BİR YOL GAZETESİ

Merhaba

Umudu büyütmek için yola çıktık. Hedefimiz insanca yaşam.

Büyük emek ve cesaret gerektiren bu yolculuk. Bir o kadar da heyecanlı ve zorlu   yolculuk. Sayısızca tattığımız duygular, savuşturduğumuz zorluklar bunlar.

Gücümüz, zulme boyun eğmeyenler, dilsiz şeytan olmayanlar, insan kalmayı bu dünya nimetlerine tercih edenlerin dayanışmasından ve ideallerinde alırız.

En temel hakları yok sayılanların, sofrasındaki ekmeğine göz koyulanların, üstlerinde İnsansız Hava Aracı dolaşanların, kayyımlarla siyasi iradeleri yok sayılanların, tecavüz ve taciz edilen kadınların, kısaca muktedirlerin ötekiler olarak kotladıkları sesi duyulmayanların sesi olmak için yola koyulan Bir Yol Gazetesi kervanına katıldım.

Türkiye’nin kapısına dayanmış olan büyük tehlike ancak demokrasi, eşitlik, özgürlük, barış ve adalet değerlerini her yerde herkes ve her koşulda savunanların imcesiyle püskürtülebilir.

Bir yolun harcını karar dostum Vedat Kara’nın on yıldır kafasını meşgul eden günlük Alevi Gazete’ni nasıl çıkarabilir sorusu yanıtı buldu ki, beni de bu kervana davet etti.

Vedat ile kısada olsa YOL TV’de birlikte çalıştık. Bana öneri yaptığında “kardeş ben Alevi değilim, nasıl olacak diye sordum.

Daha da ötesi herhangi bir inanç bağlamında siyasal analiz ve yorum yapmaktan, önermede bulunmakta, siyasal, sosyal, kültürel değerlendirme yapmaktan fazlasıyla uzak bir kişiyim.
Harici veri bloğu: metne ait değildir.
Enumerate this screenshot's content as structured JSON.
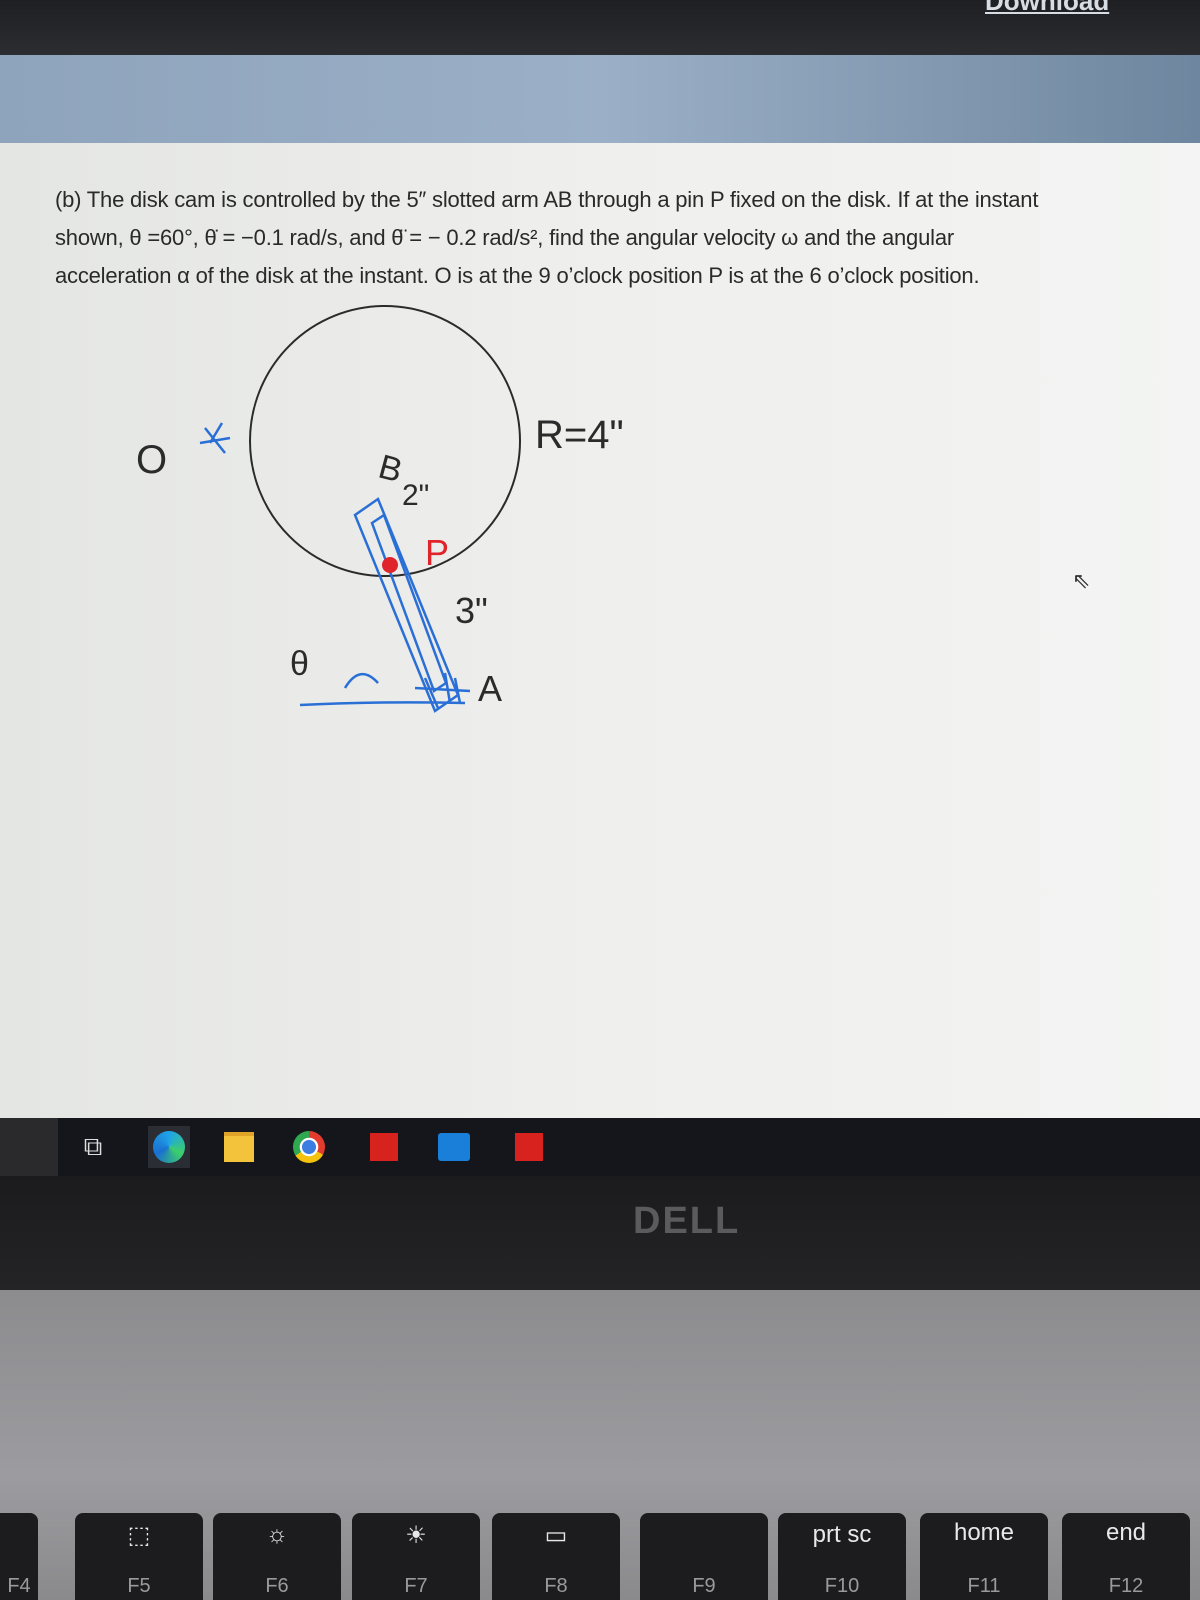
{
  "window": {
    "partial_button": "Download"
  },
  "problem": {
    "line1": "(b) The disk cam is controlled by the 5″ slotted arm AB through a pin P fixed on the disk.  If at the instant",
    "line2": "shown, θ =60°, θ̇ = −0.1 rad/s, and θ̈ = − 0.2 rad/s², find the angular velocity ω and the angular",
    "line3": "acceleration α of the disk at the instant.  O is at the 9 o’clock position P is at the 6 o’clock position."
  },
  "diagram": {
    "label_o": "O",
    "label_r": "R=4\"",
    "label_b": "B",
    "label_2in": "2\"",
    "label_p": "P",
    "label_3in": "3\"",
    "label_a": "A",
    "label_theta": "θ",
    "colors": {
      "ink": "#2b2b2b",
      "blue": "#2a6fd6",
      "red": "#e0242c"
    }
  },
  "taskbar": {
    "icons": [
      "task-view-icon",
      "edge-icon",
      "file-explorer-icon",
      "chrome-icon",
      "app-red-castle-icon",
      "outlook-icon",
      "app-red-castle-icon"
    ]
  },
  "bezel": {
    "logo": "DELL"
  },
  "keyboard": {
    "keys": [
      {
        "top": "",
        "fn": "F4"
      },
      {
        "top": "⬚",
        "fn": "F5"
      },
      {
        "top": "☼",
        "fn": "F6"
      },
      {
        "top": "☀",
        "fn": "F7"
      },
      {
        "top": "▭",
        "fn": "F8"
      },
      {
        "top": "",
        "fn": "F9"
      },
      {
        "top": "prt sc",
        "fn": "F10"
      },
      {
        "top": "home",
        "fn": "F11"
      },
      {
        "top": "end",
        "fn": "F12"
      }
    ]
  }
}
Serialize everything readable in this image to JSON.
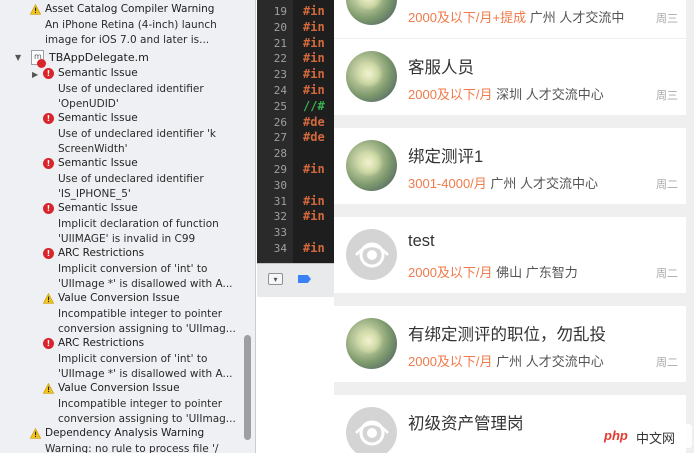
{
  "issues": {
    "top_warning": {
      "title": "Asset Catalog Compiler Warning",
      "desc1": "An iPhone Retina (4-inch) launch",
      "desc2": "image for iOS 7.0 and later is..."
    },
    "file_name": "TBAppDelegate.m",
    "items": [
      {
        "kind": "error",
        "title": "Semantic Issue",
        "desc1": "Use of undeclared identifier",
        "desc2": "'OpenUDID'"
      },
      {
        "kind": "error",
        "title": "Semantic Issue",
        "desc1": "Use of undeclared identifier 'k",
        "desc2": "ScreenWidth'"
      },
      {
        "kind": "error",
        "title": "Semantic Issue",
        "desc1": "Use of undeclared identifier",
        "desc2": "'IS_IPHONE_5'"
      },
      {
        "kind": "error",
        "title": "Semantic Issue",
        "desc1": "Implicit declaration of function",
        "desc2": "'UIIMAGE' is invalid in C99"
      },
      {
        "kind": "error",
        "title": "ARC Restrictions",
        "desc1": "Implicit conversion of 'int' to",
        "desc2": "'UIImage *' is disallowed with A..."
      },
      {
        "kind": "warning",
        "title": "Value Conversion Issue",
        "desc1": "Incompatible integer to pointer",
        "desc2": "conversion assigning to 'UIImag..."
      },
      {
        "kind": "error",
        "title": "ARC Restrictions",
        "desc1": "Implicit conversion of 'int' to",
        "desc2": "'UIImage *' is disallowed with A..."
      },
      {
        "kind": "warning",
        "title": "Value Conversion Issue",
        "desc1": "Incompatible integer to pointer",
        "desc2": "conversion assigning to 'UIImag..."
      }
    ],
    "bottom_warning": {
      "title": "Dependency Analysis Warning",
      "desc1": "Warning: no rule to process file '/"
    }
  },
  "editor": {
    "lines": [
      {
        "num": "19",
        "code": "#in",
        "kind": "directive"
      },
      {
        "num": "20",
        "code": "#in",
        "kind": "directive"
      },
      {
        "num": "21",
        "code": "#in",
        "kind": "directive"
      },
      {
        "num": "22",
        "code": "#in",
        "kind": "directive"
      },
      {
        "num": "23",
        "code": "#in",
        "kind": "directive"
      },
      {
        "num": "24",
        "code": "#in",
        "kind": "directive"
      },
      {
        "num": "25",
        "code": "//#",
        "kind": "comment"
      },
      {
        "num": "26",
        "code": "#de",
        "kind": "directive"
      },
      {
        "num": "27",
        "code": "#de",
        "kind": "directive"
      },
      {
        "num": "28",
        "code": "",
        "kind": "blank"
      },
      {
        "num": "29",
        "code": "#in",
        "kind": "directive"
      },
      {
        "num": "30",
        "code": "",
        "kind": "blank"
      },
      {
        "num": "31",
        "code": "#in",
        "kind": "directive"
      },
      {
        "num": "32",
        "code": "#in",
        "kind": "directive"
      },
      {
        "num": "33",
        "code": "",
        "kind": "blank"
      },
      {
        "num": "34",
        "code": "#in",
        "kind": "directive"
      }
    ]
  },
  "jobs": [
    {
      "title": "",
      "salary": "2000及以下/月+提成",
      "location": "广州 人才交流中",
      "date": "周三",
      "avatar": "flower"
    },
    {
      "title": "客服人员",
      "salary": "2000及以下/月",
      "location": "深圳 人才交流中心",
      "date": "周三",
      "avatar": "flower"
    },
    {
      "title": "绑定测评1",
      "salary": "3001-4000/月",
      "location": "广州 人才交流中心",
      "date": "周二",
      "avatar": "flower"
    },
    {
      "title": "test",
      "salary": "2000及以下/月",
      "location": "佛山 广东智力",
      "date": "周二",
      "avatar": "placeholder"
    },
    {
      "title": "有绑定测评的职位，勿乱投",
      "salary": "2000及以下/月",
      "location": "广州 人才交流中心",
      "date": "周二",
      "avatar": "flower"
    },
    {
      "title": "初级资产管理岗",
      "salary": "",
      "location": "",
      "date": "",
      "avatar": "placeholder"
    }
  ],
  "watermark": {
    "brand": "php",
    "text": "中文网"
  },
  "colors": {
    "error": "#d8252c",
    "warning": "#f2c318",
    "salary": "#f07a4a",
    "code_directive": "#d2693c",
    "code_comment": "#37b24d"
  }
}
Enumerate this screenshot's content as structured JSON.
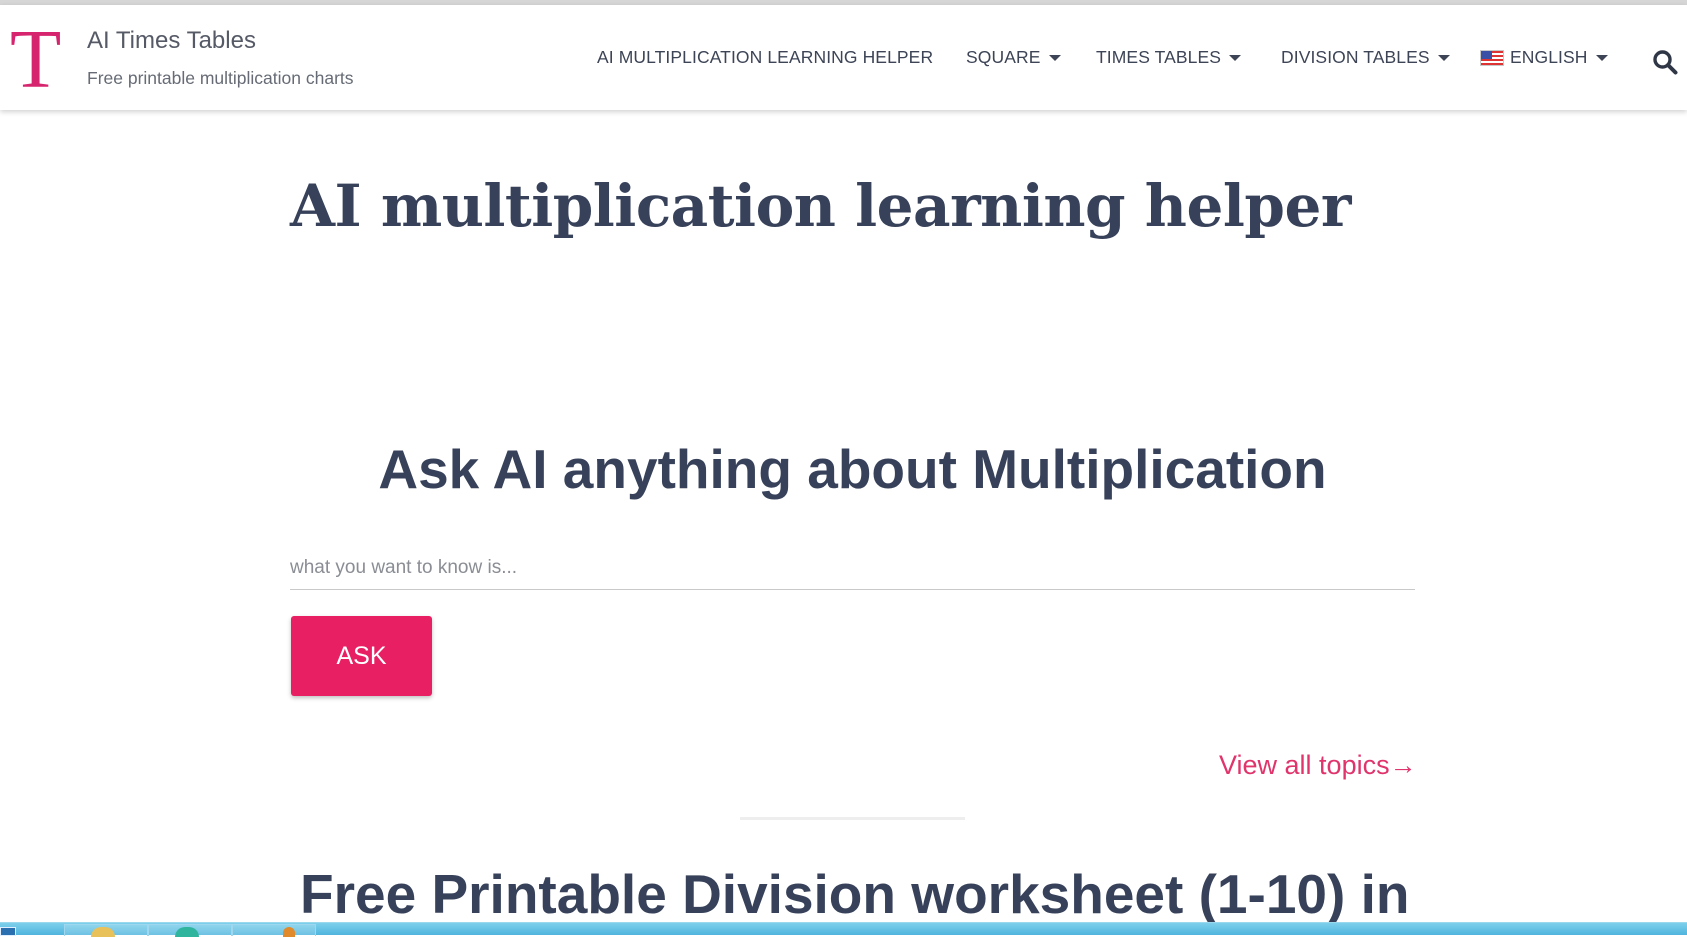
{
  "site": {
    "logo_letter": "T",
    "title": "AI Times Tables",
    "tagline": "Free printable multiplication charts"
  },
  "nav": {
    "items": [
      {
        "label": "AI MULTIPLICATION LEARNING HELPER",
        "has_dropdown": false
      },
      {
        "label": "SQUARE",
        "has_dropdown": true
      },
      {
        "label": "TIMES TABLES",
        "has_dropdown": true
      },
      {
        "label": "DIVISION TABLES",
        "has_dropdown": true
      },
      {
        "label": "ENGLISH",
        "has_dropdown": true,
        "icon": "us-flag-icon"
      }
    ],
    "search_icon": "search-icon"
  },
  "main": {
    "page_title": "AI multiplication learning helper",
    "ask_heading": "Ask AI anything about Multiplication",
    "question_input": {
      "value": "",
      "placeholder": "what you want to know is..."
    },
    "ask_button_label": "ASK",
    "view_topics_link": "View all topics→",
    "section_heading": "Free Printable Division worksheet (1-10) in"
  },
  "colors": {
    "accent": "#e91f63",
    "logo": "#d6246e",
    "heading_text": "#37425a",
    "link": "#e0346c",
    "taskbar": "#5ec0e4"
  }
}
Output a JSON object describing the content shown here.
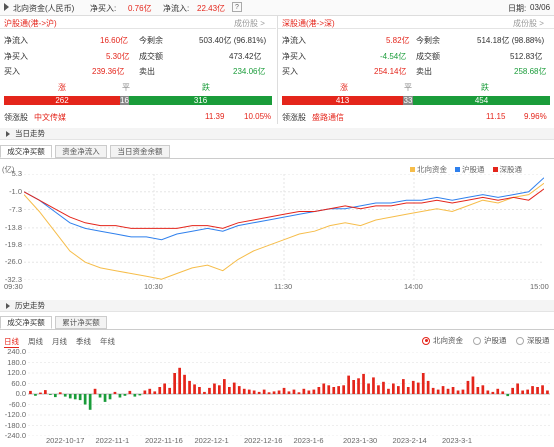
{
  "header": {
    "title": "北向资金(人民币)",
    "net_buy_label": "净买入:",
    "net_buy_value": "0.76亿",
    "net_inflow_label": "净流入:",
    "net_inflow_value": "22.43亿",
    "help": "?",
    "date_label": "日期:",
    "date_value": "03/06"
  },
  "sh": {
    "title": "沪股通(港->沪)",
    "link": "成份股 >",
    "inflow_label": "净流入",
    "inflow_value": "16.60亿",
    "remain_label": "今剩余",
    "remain_value": "503.40亿 (96.81%)",
    "netbuy_label": "净买入",
    "netbuy_value": "5.30亿",
    "turnover_label": "成交额",
    "turnover_value": "473.42亿",
    "buy_label": "买入",
    "buy_value": "239.36亿",
    "sell_label": "卖出",
    "sell_value": "234.06亿",
    "rise_label": "涨",
    "flat_label": "平",
    "fall_label": "跌",
    "rise": "262",
    "flat": "16",
    "fall": "316",
    "rise_n": 262,
    "flat_n": 16,
    "fall_n": 316,
    "leader_label": "领涨股",
    "leader_name": "中文传媒",
    "leader_price": "11.39",
    "leader_pct": "10.05%"
  },
  "sz": {
    "title": "深股通(港->深)",
    "link": "成份股 >",
    "inflow_label": "净流入",
    "inflow_value": "5.82亿",
    "remain_label": "今剩余",
    "remain_value": "514.18亿 (98.88%)",
    "netbuy_label": "净买入",
    "netbuy_value": "-4.54亿",
    "turnover_label": "成交额",
    "turnover_value": "512.83亿",
    "buy_label": "买入",
    "buy_value": "254.14亿",
    "sell_label": "卖出",
    "sell_value": "258.68亿",
    "rise_label": "涨",
    "flat_label": "平",
    "fall_label": "跌",
    "rise": "413",
    "flat": "33",
    "fall": "454",
    "rise_n": 413,
    "flat_n": 33,
    "fall_n": 454,
    "leader_label": "领涨股",
    "leader_name": "盛路通信",
    "leader_price": "11.15",
    "leader_pct": "9.96%"
  },
  "intraday": {
    "section_title": "当日走势",
    "tabs": [
      "成交净买额",
      "资金净流入",
      "当日资金余额"
    ]
  },
  "history": {
    "section_title": "历史走势",
    "tabs": [
      "成交净买额",
      "累计净买额"
    ],
    "periods": [
      "日线",
      "周线",
      "月线",
      "季线",
      "年线"
    ],
    "radios": [
      "北向资金",
      "沪股通",
      "深股通"
    ]
  },
  "colors": {
    "north": "#f6bd4a",
    "sh": "#2f80ed",
    "sz": "#e4251b",
    "up": "#e4251b",
    "down": "#1a9c3a"
  },
  "chart_data": [
    {
      "type": "line",
      "unit_label": "(亿)",
      "y_ticks": [
        "5.3",
        "-1.0",
        "-7.3",
        "-13.8",
        "-19.8",
        "-26.0",
        "-32.3"
      ],
      "ylim": [
        -32.3,
        5.3
      ],
      "x_ticks": [
        "09:30",
        "10:30",
        "11:30",
        "14:00",
        "15:00"
      ],
      "legend": [
        "北向资金",
        "沪股通",
        "深股通"
      ],
      "series": [
        {
          "name": "北向资金",
          "values": [
            -2,
            -8,
            -15,
            -22,
            -26,
            -28,
            -29,
            -30,
            -31,
            -32,
            -30,
            -28,
            -27,
            -29,
            -25,
            -22,
            -20,
            -18,
            -16,
            -15,
            -13,
            -12,
            -13,
            -11,
            -10,
            -9,
            -8,
            -7,
            -8,
            -6,
            -4,
            -5,
            -3,
            -2,
            2
          ]
        },
        {
          "name": "沪股通",
          "values": [
            -1,
            -4,
            -8,
            -12,
            -14,
            -15,
            -16,
            -17,
            -17,
            -18,
            -16,
            -15,
            -14,
            -15,
            -13,
            -12,
            -11,
            -10,
            -9,
            -8,
            -7,
            -7,
            -6,
            -5,
            -5,
            -4,
            -4,
            -3,
            -4,
            -3,
            -2,
            -3,
            -2,
            -1,
            4
          ]
        },
        {
          "name": "深股通",
          "values": [
            -1,
            -4,
            -7,
            -10,
            -12,
            -13,
            -13,
            -14,
            -14,
            -14,
            -14,
            -13,
            -13,
            -14,
            -12,
            -11,
            -10,
            -9,
            -8,
            -8,
            -7,
            -6,
            -7,
            -6,
            -6,
            -5,
            -5,
            -4,
            -5,
            -4,
            -3,
            -4,
            -3,
            -4,
            0
          ]
        }
      ]
    },
    {
      "type": "bar",
      "y_ticks": [
        "240.0",
        "180.0",
        "120.0",
        "60.0",
        "0.0",
        "-60.0",
        "-120.0",
        "-180.0",
        "-240.0"
      ],
      "ylim": [
        -240,
        240
      ],
      "x_ticks": [
        "2022-10-17",
        "2022-11-1",
        "2022-11-16",
        "2022-12-1",
        "2022-12-16",
        "2023-1-6",
        "2023-1-30",
        "2023-2-14",
        "2023-3-1"
      ],
      "values": [
        18,
        -10,
        8,
        22,
        -5,
        -18,
        10,
        -15,
        -25,
        -30,
        -35,
        -60,
        -90,
        30,
        -20,
        -45,
        -30,
        12,
        -20,
        -10,
        18,
        -15,
        -8,
        20,
        30,
        15,
        40,
        60,
        35,
        120,
        150,
        110,
        75,
        55,
        40,
        12,
        35,
        60,
        50,
        85,
        40,
        65,
        45,
        30,
        25,
        20,
        12,
        25,
        10,
        15,
        20,
        35,
        15,
        25,
        10,
        30,
        20,
        25,
        40,
        60,
        50,
        40,
        45,
        50,
        105,
        80,
        90,
        115,
        60,
        95,
        50,
        70,
        30,
        60,
        45,
        85,
        40,
        75,
        65,
        120,
        75,
        35,
        25,
        45,
        30,
        40,
        20,
        25,
        75,
        100,
        40,
        50,
        20,
        12,
        30,
        15,
        -12,
        35,
        60,
        20,
        25,
        45,
        40,
        50,
        20
      ]
    }
  ]
}
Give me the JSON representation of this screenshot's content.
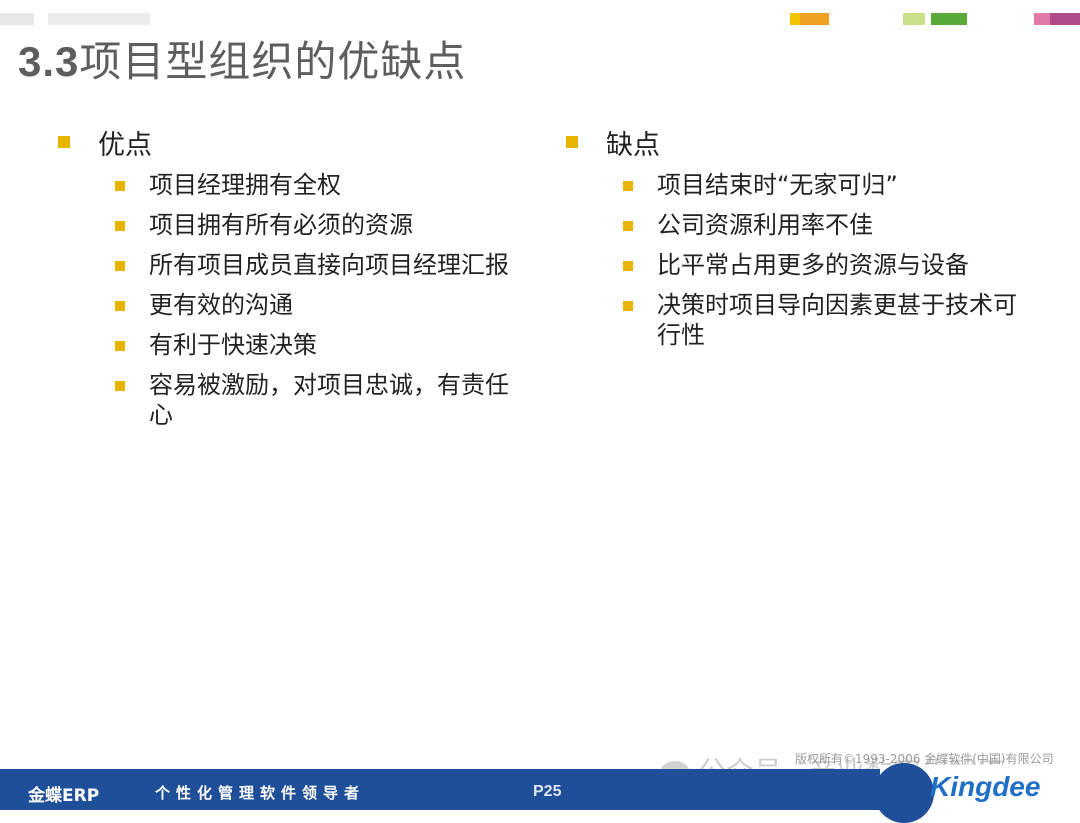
{
  "slide": {
    "title_number": "3.3",
    "title_text": "项目型组织的优缺点"
  },
  "pros": {
    "heading": "优点",
    "items": [
      "项目经理拥有全权",
      "项目拥有所有必须的资源",
      "所有项目成员直接向项目经理汇报",
      "更有效的沟通",
      "有利于快速决策",
      "容易被激励，对项目忠诚，有责任心"
    ]
  },
  "cons": {
    "heading": "缺点",
    "items": [
      "项目结束时“无家可归”",
      "公司资源利用率不佳",
      "比平常占用更多的资源与设备",
      "决策时项目导向因素更甚于技术可行性"
    ]
  },
  "footer": {
    "brand": "金蝶ERP",
    "slogan": "个性化管理软件领导者",
    "page": "P25",
    "copyright": "版权所有©1993-2006 金蝶软件(中国)有限公司",
    "logo": "Kingdee"
  },
  "watermark": {
    "text": "公众号 · 产业数字化智库",
    "icon": "wechat-icon"
  },
  "colors": {
    "bullet": "#e8b400",
    "footer_bar": "#1f4f98",
    "logo_text": "#1f6fc7",
    "title": "#5e5e5e"
  }
}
Sosyalistim, iflah olmaz barış savunucuyum.

Savaşa, her türlüğü sömürüye, şiddette, çatışmaya, ayrımcılığa, cinsiyetçi yaklaşımlara, mezhepçiliğe, mülteci karşıtlığına, ırkçılığa amasız, fakatsız karşı bir kişi olduğum Bir Yol Gazetesi’ne davet ettiğini, çünkü bunların tümünün Alevi inancının bir parçası ve gazetenin ortak değeri olduğu söylediği için buradayım.

Türkiye’de artık çok satan gazeteler, eskiden ne kadar varsa o kadar gazete olma özelliklerini yitirdiler.

Toplumun, gerçeğin kırıntısından dahi haberdar olmaması misyonunu üstlenmişler.

Çok satan gazete bugüne kadar hiçbir zaman gerçeği yazmadılar. Ama kabul etmek gerekir ki, hiçbir dönem bu kadar pespaye, çapsız değillerdi.

Parti bülteni olmayı bu derece sevmediler. Kendi partililerinin dahi çoğu zaman itibar etmediği kâğıt parçasına dönüştüler.

Bunlardan uzak duran, direnen, gerçeğin sesi olmaya çalışan çok sayıda farklı mecralarda gazetecilik yapan, risk alan dostlarımız, arkadaşlarımız büyük emekle var olmaya, direnmeye çalışıyorlar, gazetecilik yapıyorlar.

Kele koltukta gerçeğe ulaşmaya ve okuyucuya ulaştırmaya çalışıyorlar. Risk alıyorlar.

Gazeteci her dönem risk alarak mesleğini yapar. Türkiye’de uzun dönemdir gazeteciliğin kendisi suç.

Bin bir emekle var edilen bu gazetelerin etki alanlarını, olanaksızlar ve siyasal baskıların yanı sıra iktidarın toplumu kutuplaştıran politikalarının etkisiyle, gazeteciliği muhalif olmaya indirgemeleri fazlasıyla sınırlıyor.

Bugün Türkiye’de, inşa edilen korku rejimiyle siyasal, sosyal, kültürel ve toplumsal değerler sisteminde büyük bir altüst oluş yaşanıyor.

 

Bu durumun kendisi bile meselenin özünün muhalefet yapmak olmadığı gösteriyor.

Türkiye has muhalefet gazeteciliği iddiası, bir yanıyla gazeteciliğin evrensel değerlerini, kriterlerini yeniden var etmeyi kaçılmaz kıldı.

Buna katkı sunmak amentümüz olduğunda ve bunu başardığımızda Türkiye içinde bulunduğu girdaptan çıkış yoluna girecektir.

Zoru başarmak, değerlerimizle yol almak mecburiyetindeyiz.